According to Natalie Blyth, Global Head of HSBC’s trade finance business, the future of trade will be driven by digital innovations that helped facilitate economic recovery. Blyth predicts that digital platforms will changes how trade takes place; “As digitalization of trade accelerates, it will place a greater focus on platforms that service transactions, in financing, logistics, payment, and insurance.”

She explains that the next generation of trade is going to build a digital thread that will bind these elements tighter. “This transparency will completely disrupt business models and cut out middlemen” she says.  “It will connect billions of people, businesses, and trade effectively in that single ecosystem, which itself will create value and efficiencies. We are seeing innovation on a scale and pace never seen before, and it’s touching every thread of our societies, whether it’s the iPhone reshaping an entire industry or the rethinking of economic and capital models via blockchain.”

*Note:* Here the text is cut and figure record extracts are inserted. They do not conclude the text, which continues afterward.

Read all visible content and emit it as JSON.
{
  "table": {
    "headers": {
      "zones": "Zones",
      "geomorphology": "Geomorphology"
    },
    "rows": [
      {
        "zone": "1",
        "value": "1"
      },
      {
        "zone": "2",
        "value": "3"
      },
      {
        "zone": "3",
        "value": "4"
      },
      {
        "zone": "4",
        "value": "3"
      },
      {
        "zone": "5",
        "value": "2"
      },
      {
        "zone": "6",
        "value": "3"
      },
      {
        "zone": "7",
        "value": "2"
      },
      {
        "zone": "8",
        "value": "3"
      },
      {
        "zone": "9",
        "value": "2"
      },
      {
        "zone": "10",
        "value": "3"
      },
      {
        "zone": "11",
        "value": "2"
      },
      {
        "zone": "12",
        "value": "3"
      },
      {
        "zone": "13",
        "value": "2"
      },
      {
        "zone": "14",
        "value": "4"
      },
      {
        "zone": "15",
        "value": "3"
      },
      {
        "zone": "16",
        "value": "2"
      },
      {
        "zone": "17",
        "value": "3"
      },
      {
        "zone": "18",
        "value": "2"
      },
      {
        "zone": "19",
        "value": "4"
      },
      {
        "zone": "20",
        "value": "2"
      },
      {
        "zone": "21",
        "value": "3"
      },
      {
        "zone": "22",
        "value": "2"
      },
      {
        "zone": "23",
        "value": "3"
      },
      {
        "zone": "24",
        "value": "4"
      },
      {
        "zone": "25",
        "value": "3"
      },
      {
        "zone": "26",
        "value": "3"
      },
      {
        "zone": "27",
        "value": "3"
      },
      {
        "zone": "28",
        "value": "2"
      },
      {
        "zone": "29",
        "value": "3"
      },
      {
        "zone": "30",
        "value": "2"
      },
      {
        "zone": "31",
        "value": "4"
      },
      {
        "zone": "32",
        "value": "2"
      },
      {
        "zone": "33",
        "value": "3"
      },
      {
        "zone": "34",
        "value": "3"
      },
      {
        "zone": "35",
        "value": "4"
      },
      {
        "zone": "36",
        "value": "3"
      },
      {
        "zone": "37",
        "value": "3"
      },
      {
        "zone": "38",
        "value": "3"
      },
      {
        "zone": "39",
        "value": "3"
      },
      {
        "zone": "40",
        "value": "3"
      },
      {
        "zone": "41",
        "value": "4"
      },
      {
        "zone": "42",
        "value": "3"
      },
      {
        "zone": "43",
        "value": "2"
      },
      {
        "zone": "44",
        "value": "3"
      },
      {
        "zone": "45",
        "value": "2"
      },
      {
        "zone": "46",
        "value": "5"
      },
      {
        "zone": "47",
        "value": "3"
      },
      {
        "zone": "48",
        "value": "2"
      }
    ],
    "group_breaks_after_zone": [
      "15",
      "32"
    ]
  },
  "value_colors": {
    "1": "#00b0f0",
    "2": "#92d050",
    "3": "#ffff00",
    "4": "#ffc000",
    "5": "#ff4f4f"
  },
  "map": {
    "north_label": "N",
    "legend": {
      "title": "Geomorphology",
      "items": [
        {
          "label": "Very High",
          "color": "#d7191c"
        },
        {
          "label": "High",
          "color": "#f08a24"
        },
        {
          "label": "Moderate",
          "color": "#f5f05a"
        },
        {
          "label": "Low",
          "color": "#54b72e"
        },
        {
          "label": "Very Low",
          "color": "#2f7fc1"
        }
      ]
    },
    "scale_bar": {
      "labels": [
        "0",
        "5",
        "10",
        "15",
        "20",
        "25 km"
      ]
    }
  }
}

Blyth also predicts that digital innovation in trade will transform what gets traded. “We’re seeing new innovations in trade like 4D printing and the cloud—this could be the digital printing of instructions, or tech companies effectively providing infrastructure as a service. The fastest area of trade growth is in the movement of trade from the physical to the digital.”

The global crisis has shown that the power of digitalisation to influence the behaviour of people, businesses and governments in a matter of months, driving an unprecedented transformation of how goods and services are developed, produced, sold, distributed and consumed. However, whilst digital trade generally facilitates inclusive trade, barriers still exist and, in some cases, are growing.

Inadequate governance or new forms of protectionism are forcing e-commerce entrepreneurs to navigate challenges from last-mile delivery logistics to secure cross-border payments. To tackle these issues, a universal approach to creating a supportive regulatory environment is crucial.

According to a recent seminar hosted by trade finance platform TXF, there is a persistent global trade finance gap for small businesses of $1.5 trillion that could widen to as much as $2.25 trillion if inequality of trade is not addressed. This gap shows the difficulty small businesses face when trying to raise finance to invest in innovation or technology in order to grow, but highlights the disproportionate impact on emerging markets, women and minority-owned businesses.

During the discussion, Joanna Wissing, director of global transactions at Lloyds Bank said the difficulty SMEs have in accessing the finance needed to innovate is dominated by factors including regulatory frameworks, and the requirements and cost of compliance rather than the cost and availability of finance. Therefore, to support inclusive trade, regulation must be developed, but the technology of banks and lenders must also be improved to allow fair access to finance for all entities.

Once this is corrected, and businesses of all types are able to invest in innovation, “new technology will create growth, big data will help analyse trade patterns and allow analysis of risk early on and artificial intelligence can also be used to create more efficient and sustainable trade finance channels for the future” she explained.

The global crisis of 2020 will become a flagstone in history for many reasons, but it could also be the moment that a new paradigm for trade was created. One that fosters inclusivity and drives global prosperity through technology. But this will only be possible if inclusive regulation and supportive networks are established to allow businesses of all size and location to thrive.